Employers' group Ibec said it welcomed some of the measures but that it would have preferred a greater emphasis on cutting current expenditure rather than on increasing taxation.
The Irish Congress of Trade Unions (Ictu) said that the Budget showed "little evidence of social solidarity and will result in working families shouldering the biggest share of the burden".
Ictu general secretary David Begg said that the imposition of the 1 per cent levy was arbitrary and indiscriminate and would hit the lower paid disproportionately.
He said that it was utterly unreasonable for the Government to have applied the levy only to PAYE workers.
He said that for it to have been equitable, it should have applied to all income, including business profits.
Mr Begg criticised the rise in VAT as a further attack on the lowest paid and the most vulnerable.
Mr Begg also said that the Budget had failed the "equality test" insofar as it made no effort to target millionaires who paid little or no tax, while it contained some very worrying stealth charges, including a "shocking" 50 per cent rise in the cost of visiting AE from €66 to €100.
He added that the rise in social welfare of €6.50 was inadequate.
Ibec director general Turlough O'Sullivan said that business recognised the need to take corrective measures to stabilise the public finances.
He said that Ibec welcomed the significant capital investment programme, the improvement in the research and development tax credit scheme, the emphasis on increasing education spending and the supports for energy efficiency measures in industry.
However, he said Ibec was disappointed that the Government did not address the Budget deficit more fully.
Ibec was also disappointed that the Government had increased taxation on work, investment, savings and on consumption; that it had not been more determined in its efforts to reduce the public service pay bill; and that it had brought forward the payment dates for corporation tax.
The Small Firms Association said that the Budget has increased taxes, failed to reduce expenditure and provided for no public sector reform.
The business group Isme said it had done little to reward entrepreneurial activity or promote risk-taking at the individual small firm level.

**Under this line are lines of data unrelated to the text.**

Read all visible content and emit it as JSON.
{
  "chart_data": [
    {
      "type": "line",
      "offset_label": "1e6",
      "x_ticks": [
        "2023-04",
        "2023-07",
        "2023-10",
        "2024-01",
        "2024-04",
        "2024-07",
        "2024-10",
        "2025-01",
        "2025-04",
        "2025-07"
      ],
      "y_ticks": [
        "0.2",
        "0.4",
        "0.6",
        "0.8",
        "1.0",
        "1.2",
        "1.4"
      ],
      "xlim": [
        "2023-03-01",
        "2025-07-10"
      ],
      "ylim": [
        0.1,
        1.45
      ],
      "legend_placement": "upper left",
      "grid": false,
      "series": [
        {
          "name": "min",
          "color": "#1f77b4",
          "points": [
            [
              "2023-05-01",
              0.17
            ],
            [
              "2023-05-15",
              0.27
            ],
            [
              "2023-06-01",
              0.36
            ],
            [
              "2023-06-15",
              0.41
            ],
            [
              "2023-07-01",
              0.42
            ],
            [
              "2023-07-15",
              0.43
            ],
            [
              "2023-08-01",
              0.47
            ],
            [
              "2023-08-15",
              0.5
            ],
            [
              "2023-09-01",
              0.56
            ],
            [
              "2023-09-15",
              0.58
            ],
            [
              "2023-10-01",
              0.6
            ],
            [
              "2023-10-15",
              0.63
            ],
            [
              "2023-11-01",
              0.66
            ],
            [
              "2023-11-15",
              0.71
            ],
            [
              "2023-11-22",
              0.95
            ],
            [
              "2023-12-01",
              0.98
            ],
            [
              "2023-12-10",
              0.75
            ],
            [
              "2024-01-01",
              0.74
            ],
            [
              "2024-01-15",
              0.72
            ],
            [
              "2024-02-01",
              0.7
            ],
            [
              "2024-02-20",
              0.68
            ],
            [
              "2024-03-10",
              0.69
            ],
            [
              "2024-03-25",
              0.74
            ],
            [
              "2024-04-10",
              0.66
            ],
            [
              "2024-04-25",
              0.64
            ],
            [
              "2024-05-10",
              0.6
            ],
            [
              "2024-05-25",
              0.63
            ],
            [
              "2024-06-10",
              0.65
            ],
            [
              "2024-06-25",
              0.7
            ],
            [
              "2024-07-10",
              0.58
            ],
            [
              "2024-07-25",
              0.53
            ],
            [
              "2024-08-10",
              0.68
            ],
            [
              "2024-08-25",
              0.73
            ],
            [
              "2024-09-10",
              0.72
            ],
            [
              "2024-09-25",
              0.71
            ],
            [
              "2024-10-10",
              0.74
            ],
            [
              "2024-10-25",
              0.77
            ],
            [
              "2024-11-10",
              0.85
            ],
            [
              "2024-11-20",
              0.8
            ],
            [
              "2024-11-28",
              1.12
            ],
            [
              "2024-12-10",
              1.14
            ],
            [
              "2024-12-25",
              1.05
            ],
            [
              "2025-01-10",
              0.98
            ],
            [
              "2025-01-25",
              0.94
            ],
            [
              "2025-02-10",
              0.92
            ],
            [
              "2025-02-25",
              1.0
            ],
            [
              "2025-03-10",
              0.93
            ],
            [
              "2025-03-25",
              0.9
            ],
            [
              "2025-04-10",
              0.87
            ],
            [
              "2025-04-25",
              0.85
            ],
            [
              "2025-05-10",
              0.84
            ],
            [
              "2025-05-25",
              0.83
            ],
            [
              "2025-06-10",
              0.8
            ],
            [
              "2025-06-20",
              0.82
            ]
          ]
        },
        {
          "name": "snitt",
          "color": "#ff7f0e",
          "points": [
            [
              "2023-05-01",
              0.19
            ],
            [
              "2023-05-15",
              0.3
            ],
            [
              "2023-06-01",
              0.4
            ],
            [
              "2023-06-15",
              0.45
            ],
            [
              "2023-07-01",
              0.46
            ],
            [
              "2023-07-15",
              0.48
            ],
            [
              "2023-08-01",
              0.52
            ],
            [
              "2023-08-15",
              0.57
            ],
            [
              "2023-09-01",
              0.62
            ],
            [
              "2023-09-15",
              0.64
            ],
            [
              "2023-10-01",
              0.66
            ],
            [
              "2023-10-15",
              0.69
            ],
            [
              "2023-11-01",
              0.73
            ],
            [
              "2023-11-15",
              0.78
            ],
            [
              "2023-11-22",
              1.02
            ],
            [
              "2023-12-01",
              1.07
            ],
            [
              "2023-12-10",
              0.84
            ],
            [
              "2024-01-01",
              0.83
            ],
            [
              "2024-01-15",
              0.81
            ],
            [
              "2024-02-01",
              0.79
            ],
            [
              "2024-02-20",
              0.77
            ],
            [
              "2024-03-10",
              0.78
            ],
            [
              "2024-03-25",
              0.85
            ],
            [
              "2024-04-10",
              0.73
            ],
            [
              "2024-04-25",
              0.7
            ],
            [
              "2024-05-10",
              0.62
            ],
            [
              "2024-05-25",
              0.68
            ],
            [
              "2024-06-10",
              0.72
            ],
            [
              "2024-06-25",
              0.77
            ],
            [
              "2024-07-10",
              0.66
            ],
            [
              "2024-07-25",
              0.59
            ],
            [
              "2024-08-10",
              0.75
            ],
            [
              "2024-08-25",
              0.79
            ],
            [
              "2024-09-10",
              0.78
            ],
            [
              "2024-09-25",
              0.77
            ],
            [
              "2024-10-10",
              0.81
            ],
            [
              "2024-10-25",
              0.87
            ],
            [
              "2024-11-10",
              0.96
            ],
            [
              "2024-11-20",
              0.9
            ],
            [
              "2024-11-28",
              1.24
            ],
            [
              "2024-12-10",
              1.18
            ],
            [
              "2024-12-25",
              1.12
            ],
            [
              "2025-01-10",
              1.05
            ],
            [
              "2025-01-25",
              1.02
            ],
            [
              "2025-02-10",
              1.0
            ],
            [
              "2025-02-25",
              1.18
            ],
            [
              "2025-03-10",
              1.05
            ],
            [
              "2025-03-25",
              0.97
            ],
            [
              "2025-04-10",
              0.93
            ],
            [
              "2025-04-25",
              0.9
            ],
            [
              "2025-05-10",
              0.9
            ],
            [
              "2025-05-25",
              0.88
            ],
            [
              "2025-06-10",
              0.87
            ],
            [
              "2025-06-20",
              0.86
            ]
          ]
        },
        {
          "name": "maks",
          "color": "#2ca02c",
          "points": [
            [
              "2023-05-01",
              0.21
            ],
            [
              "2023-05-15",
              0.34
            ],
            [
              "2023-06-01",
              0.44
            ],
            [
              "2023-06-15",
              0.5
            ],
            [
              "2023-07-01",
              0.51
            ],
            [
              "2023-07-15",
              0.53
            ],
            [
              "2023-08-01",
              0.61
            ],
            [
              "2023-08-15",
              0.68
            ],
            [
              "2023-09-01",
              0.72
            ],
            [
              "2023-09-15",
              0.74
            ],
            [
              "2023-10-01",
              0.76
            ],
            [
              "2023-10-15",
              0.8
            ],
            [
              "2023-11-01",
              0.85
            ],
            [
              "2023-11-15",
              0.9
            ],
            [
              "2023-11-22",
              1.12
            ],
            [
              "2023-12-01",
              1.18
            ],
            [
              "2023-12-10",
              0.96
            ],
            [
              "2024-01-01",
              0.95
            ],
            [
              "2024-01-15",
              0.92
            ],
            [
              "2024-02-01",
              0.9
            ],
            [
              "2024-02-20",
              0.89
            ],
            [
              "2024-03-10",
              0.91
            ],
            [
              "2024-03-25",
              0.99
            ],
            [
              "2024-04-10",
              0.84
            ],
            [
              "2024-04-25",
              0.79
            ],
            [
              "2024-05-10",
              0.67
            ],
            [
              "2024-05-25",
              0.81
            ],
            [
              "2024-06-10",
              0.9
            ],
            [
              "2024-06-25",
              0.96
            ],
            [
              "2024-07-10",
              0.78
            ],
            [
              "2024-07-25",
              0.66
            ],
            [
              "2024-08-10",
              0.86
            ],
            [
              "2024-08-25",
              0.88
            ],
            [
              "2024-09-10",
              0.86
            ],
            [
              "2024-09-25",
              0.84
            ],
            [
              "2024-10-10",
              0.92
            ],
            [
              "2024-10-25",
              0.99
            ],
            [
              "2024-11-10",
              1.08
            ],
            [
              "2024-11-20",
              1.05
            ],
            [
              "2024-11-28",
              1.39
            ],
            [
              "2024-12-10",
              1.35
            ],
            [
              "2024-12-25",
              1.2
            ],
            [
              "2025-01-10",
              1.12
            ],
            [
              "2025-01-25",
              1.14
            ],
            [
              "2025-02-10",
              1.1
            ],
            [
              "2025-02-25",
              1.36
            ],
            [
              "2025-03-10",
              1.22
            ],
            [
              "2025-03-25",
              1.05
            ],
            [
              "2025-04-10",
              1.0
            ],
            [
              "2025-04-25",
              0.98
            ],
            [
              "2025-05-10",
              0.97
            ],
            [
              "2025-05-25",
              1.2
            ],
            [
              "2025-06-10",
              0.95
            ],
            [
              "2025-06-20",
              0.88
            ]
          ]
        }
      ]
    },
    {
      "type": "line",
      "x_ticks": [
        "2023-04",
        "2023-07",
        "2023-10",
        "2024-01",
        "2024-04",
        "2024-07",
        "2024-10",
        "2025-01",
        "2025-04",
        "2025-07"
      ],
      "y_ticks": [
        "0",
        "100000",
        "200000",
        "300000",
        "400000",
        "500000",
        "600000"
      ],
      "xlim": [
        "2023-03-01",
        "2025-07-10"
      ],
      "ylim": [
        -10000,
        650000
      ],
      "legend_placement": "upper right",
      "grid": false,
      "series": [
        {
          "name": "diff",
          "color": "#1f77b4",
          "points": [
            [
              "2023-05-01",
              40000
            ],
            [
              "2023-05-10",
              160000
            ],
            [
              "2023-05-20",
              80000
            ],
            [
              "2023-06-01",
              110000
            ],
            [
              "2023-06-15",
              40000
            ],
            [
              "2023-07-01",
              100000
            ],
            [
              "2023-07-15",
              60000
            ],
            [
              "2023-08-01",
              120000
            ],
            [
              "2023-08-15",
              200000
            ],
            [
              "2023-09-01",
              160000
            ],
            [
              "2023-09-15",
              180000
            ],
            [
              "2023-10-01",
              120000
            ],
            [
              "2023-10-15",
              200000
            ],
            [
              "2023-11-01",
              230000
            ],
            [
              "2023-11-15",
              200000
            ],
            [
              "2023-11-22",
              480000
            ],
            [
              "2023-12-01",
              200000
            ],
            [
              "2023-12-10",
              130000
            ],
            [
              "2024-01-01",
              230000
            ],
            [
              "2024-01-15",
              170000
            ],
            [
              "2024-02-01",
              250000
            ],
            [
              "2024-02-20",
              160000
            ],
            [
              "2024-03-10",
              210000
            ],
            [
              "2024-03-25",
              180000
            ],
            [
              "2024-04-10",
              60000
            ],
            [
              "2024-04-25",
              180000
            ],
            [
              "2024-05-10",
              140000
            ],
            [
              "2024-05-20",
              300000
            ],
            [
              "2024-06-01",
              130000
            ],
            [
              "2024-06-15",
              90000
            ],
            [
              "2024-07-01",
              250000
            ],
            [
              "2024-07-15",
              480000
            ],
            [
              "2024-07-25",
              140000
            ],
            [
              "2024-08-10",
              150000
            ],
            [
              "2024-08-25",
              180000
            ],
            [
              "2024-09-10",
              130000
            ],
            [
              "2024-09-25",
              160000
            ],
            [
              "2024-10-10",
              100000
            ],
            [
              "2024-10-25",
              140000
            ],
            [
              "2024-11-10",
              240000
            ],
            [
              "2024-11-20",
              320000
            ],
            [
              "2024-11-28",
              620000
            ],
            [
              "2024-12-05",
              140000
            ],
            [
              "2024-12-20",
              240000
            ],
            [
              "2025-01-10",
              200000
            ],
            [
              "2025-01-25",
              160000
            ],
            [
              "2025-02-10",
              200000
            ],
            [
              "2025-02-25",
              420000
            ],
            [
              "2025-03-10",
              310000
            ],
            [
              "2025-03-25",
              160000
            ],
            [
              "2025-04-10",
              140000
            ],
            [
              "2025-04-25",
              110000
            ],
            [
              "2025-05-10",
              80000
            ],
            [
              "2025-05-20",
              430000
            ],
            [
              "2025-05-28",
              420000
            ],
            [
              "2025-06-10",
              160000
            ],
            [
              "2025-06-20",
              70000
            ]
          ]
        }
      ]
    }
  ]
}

The country's largest union Siptu said that the 1 per cent levy was "a crude instrument that disregarded the principle of ability to pay and would inflict further hardship on those on middle to lower incomes".
The trade union Unite said the Budget would hit hardest those who could least afford it.
The largest public sector union, Impact, described the Budget as "rough" but said that it should not influence the way its members voted in the current ballot on a new national pay deal.